Alessi, l’incappucciato dai mille volti

Da una sua intervista: «Se sapessi qualcosa per indirizzare le indagini, lo farei subito». L’incredibile appello ai “rapitori”: «Per favore liberatelo»

Enrico Lagattolla

da Milano

Dopo quella notte, era «l’incappucciato». Mario Alessi che esce dalla Procura di Parma, dopo il primo dei tanti interrogatori, col viso coperto da una maglietta. «L’incappucciato», lo chiamava la gente. Il manovale di Coenzo, dalla Sicilia ai casolari della campagna parmense, quello che «di Tommaso non ne so niente, e che volete che vi dica, io non c’entro con il sequestro», si nascondeva alle telecamere. Poi, alle telecamere, «l’incappucciato» ci fa l’abitudine. Parla, e mostra il suo volto. Meglio, mostra tutti i volti di cui è capace.
Il primo. Mario Alessi, 45 anni, muratore agrigentino trapiantato in Emilia, un fratello in sedia a rotelle per una pallottola che l’ha rovinato, e una condanna in primo grado per violenza a una sedicenne, davanti al fidanzato legato a un albero. Una storia di sei anni fa, chiusa tra carcere e arresti domiciliari. Riservato, sigaretta accesa e comportamento nervoso, schiva i giornalisti e ogni tanto sbotta «perché questa non è vita, mi hanno messo addosso un timbro che fa paura, hanno sconvolto l’esistenza della mia famiglia. Io non ho fatto nulla ma sono in un mare di guai, sconto il prezzo di aver avuto rapporti di lavoro con gli Onofri». Punto, e «andatevene».
Il secondo.
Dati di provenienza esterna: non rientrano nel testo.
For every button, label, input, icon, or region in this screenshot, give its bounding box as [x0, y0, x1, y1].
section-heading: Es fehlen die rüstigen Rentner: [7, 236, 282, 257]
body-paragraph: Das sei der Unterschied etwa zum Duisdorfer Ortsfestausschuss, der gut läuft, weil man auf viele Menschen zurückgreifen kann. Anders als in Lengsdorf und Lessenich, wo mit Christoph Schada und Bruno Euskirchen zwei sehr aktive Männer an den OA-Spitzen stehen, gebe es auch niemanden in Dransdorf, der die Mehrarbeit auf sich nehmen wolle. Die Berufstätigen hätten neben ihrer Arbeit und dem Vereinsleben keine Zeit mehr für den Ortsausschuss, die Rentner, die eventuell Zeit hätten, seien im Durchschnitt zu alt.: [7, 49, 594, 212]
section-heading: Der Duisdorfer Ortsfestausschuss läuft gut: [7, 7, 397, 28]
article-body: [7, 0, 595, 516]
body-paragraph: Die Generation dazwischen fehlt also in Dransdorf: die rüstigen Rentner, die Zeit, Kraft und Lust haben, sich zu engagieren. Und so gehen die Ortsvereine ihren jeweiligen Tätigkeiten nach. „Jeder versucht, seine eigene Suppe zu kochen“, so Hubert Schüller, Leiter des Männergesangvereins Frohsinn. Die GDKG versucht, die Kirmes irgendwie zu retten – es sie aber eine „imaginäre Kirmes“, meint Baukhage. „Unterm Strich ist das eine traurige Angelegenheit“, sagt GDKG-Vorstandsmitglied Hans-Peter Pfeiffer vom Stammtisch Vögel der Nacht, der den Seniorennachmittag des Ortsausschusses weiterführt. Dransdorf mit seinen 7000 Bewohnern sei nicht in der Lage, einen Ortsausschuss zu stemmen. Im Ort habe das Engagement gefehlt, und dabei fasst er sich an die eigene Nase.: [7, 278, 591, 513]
Alessi Mario, alto e brizzolato, anche lui «padre di famiglia, e so cosa provano i genitori di Tommaso», accanto alla sua convivente che lo protegge e forse lo «copre», e come lui «la sera quando vedo mio figlio penso a Tommaso». Ai giornalisti Alessi comincia a parlare. E racconta che i peli di Tody (il cane degli Onofri) che gli hanno trovato addosso ai vestiti «forse sì, c’erano. È possibile, perché io i vestiti li lasciavo nel cascinale di Casalbaroncolo, proprio nella cuccia del cane». O ancora, ricorda che «la sera del 2 marzo ero al bar Sagittario, nella frazione di Casaltone», a un chilometro dal casolare di Casalbaroncolo dove vivono gli Onofri. Allora «chiedete lì, mi hanno visto». Ma lì, al «Sagittario», nessuno ricorda.
Ancora un volto, un altro. Ed è quello degli appelli alle telecamere e delle interviste, e «se sapessi qualcosa per indirizzare le indagini, lo farei subito», perché «non si può vivere con un peso simile sul cuore», perché «è una cosa che ci ha distrutti totalmente, Tommy lo conosco», e «per favore, liberatelo». Quasi convincente, Alessi, quando dice che «per me i bambini sono angeli scesi dal cielo, e ora mi vedo contestare un crimine simile. Proprio a me, che non sarei nemmeno capace di guardare male un bambino, figuriamoci una cosa così». «Figuriamoci».
Ogni faccia e il suo contrario. Come quando «con gli Onofri c’è solo un rapporto di reciproca cortesia, ma non li conosco», e poi si scopre che al suo legale, l’avvocato Laura Ferraboschi, Alessi dice di voler parlare col padre di Tommaso. Così decidono di scrivere una lettera. Lo fanno giovedì, confida la Ferraboschi ad alcuni cronisti. Il giorno dopo la lettera è pronta, sabato la devono consegnare. «Gentile Paolo Onofri», inizia. «Da padre a padre, da uomo a uomo», scrive Alessi. Che parla di «un’occasione per offrirle il mio sostegno e il mio conforto», per «testimoniare la mia buona fede». Mai arrivata, quella lettera. E sabato è già troppo tardi.
E il «gioco» va avanti fino alla fine, fino a quando lo inchiodano davanti allo specchio. Così, di fronte al magistrato, accusa il complice. «Tommaso l’ha ucciso Raimondi». Non confessa l’omicidio, ma del sequestro ha già parlato. È il giorno in cui cade la maschera dell’«incappucciato». Dietro, un altro volto di Mario Alessi. L’ultimo. Quello vero.